Even if you don't lift, I saw this triangle of metal sticking out in the rear wheel wells and decided it might cut the tires so I used a small right angle composite blade on the grinder to cut it down. I also installed some more rubber matting to block mud from getting between the bottom front of the fender and the "running board". I guess I need to back caulk the metal with a clear silicone caulk.
Then I found this thread. thanks.
Geezer from NM
"Wisdom isn't cheap; we pay for it with pain
I too thankyou.Very helpful info.
I noticed that sticking into the wheel well and it seems bizzar that it was that far back to begin with.
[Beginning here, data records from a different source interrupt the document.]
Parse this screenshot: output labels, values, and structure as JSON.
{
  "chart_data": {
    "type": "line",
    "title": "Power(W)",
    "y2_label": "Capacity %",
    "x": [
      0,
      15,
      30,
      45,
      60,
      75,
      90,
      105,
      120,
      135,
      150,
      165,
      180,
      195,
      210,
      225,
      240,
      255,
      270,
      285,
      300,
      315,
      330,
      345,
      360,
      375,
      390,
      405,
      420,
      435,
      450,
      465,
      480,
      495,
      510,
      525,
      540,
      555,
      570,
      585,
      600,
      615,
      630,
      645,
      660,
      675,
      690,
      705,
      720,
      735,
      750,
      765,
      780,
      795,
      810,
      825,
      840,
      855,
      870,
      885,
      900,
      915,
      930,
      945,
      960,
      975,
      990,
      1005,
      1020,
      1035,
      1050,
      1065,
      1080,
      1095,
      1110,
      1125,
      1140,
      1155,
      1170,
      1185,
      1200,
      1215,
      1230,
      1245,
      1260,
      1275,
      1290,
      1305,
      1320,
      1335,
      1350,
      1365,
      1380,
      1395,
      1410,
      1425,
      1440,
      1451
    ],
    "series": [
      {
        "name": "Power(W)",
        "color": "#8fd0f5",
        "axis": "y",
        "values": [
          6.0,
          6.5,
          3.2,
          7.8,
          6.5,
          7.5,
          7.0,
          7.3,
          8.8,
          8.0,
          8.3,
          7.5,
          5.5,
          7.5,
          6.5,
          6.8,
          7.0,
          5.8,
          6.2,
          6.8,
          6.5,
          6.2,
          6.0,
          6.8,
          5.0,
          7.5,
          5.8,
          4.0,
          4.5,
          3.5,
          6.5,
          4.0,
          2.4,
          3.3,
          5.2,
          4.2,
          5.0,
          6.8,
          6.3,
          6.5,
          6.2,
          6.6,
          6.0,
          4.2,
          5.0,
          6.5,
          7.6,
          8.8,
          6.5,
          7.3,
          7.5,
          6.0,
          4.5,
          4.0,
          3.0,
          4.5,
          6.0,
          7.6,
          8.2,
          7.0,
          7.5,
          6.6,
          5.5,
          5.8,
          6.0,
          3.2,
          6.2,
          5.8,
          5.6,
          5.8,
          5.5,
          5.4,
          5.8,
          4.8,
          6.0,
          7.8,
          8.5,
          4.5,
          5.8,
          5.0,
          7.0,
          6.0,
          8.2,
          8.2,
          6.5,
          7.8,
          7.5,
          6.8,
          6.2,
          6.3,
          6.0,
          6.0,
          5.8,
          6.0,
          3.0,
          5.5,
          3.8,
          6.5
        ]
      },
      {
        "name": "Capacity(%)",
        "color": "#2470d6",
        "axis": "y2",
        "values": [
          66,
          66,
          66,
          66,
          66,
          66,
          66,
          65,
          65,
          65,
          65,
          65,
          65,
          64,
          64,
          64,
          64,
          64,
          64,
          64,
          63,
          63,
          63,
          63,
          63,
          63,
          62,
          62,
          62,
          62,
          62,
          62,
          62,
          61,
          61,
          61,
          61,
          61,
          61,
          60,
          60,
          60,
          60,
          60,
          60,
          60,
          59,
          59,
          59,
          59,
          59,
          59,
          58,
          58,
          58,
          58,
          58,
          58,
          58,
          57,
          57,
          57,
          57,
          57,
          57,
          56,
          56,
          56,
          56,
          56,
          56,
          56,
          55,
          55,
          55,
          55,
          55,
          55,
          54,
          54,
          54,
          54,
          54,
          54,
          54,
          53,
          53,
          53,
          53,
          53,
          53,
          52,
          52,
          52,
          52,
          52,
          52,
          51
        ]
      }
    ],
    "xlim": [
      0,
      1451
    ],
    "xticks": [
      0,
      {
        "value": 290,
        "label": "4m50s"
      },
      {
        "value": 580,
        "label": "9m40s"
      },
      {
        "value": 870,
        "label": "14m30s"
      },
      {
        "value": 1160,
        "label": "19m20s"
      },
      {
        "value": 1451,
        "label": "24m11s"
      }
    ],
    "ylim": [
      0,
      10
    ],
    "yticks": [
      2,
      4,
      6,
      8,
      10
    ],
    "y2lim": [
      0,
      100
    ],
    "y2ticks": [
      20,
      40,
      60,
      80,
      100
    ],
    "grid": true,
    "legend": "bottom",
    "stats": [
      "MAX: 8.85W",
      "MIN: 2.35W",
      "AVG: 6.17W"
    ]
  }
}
Anyway, the only thing I would (will) do different, is, I would never use silicon caulk. It will seperate from the metal and you will have a rust problem. As thick as they are, it won't cause damage, it'll just be ugly. I will use 3M - 4200, black caulk. It will stay stuck forever.
2010 Rubicon, 4" lift, Currie control arms and trackbar, 40" Procomp MTR
That would be fine but just in case you don’t know, in order to weld it up you would have to remove all the coating that is applied at the factory not only to the outside but also the inside in order to weld up the gap. If you didn’t then you would end up with a weld that looked like Swiss Cheese at best. As long as the inside gap is cleaned with lacquer thinner silicon will work just fine and it should last forever or there about.
2009 Jeep Wrangler Rubicon (6mt) (in progress)
- 42x14.50 MTR's, Custom Cage, FF D60's F/R w/ ARB's and 5.38's, 4 Link Rear, 3 Link Front, 14" RR King 2.5's, 18" RR Fox 2.5's, Fox Air Bumps
- 108" wheel base
Sure it would, just follow the line you make. If need be then a metal file would work to smooth things out. I wouldn’t really worry about it too much though. Just cut the pinch seam slightly shorter than the Rock Rails and nobody will ever notice.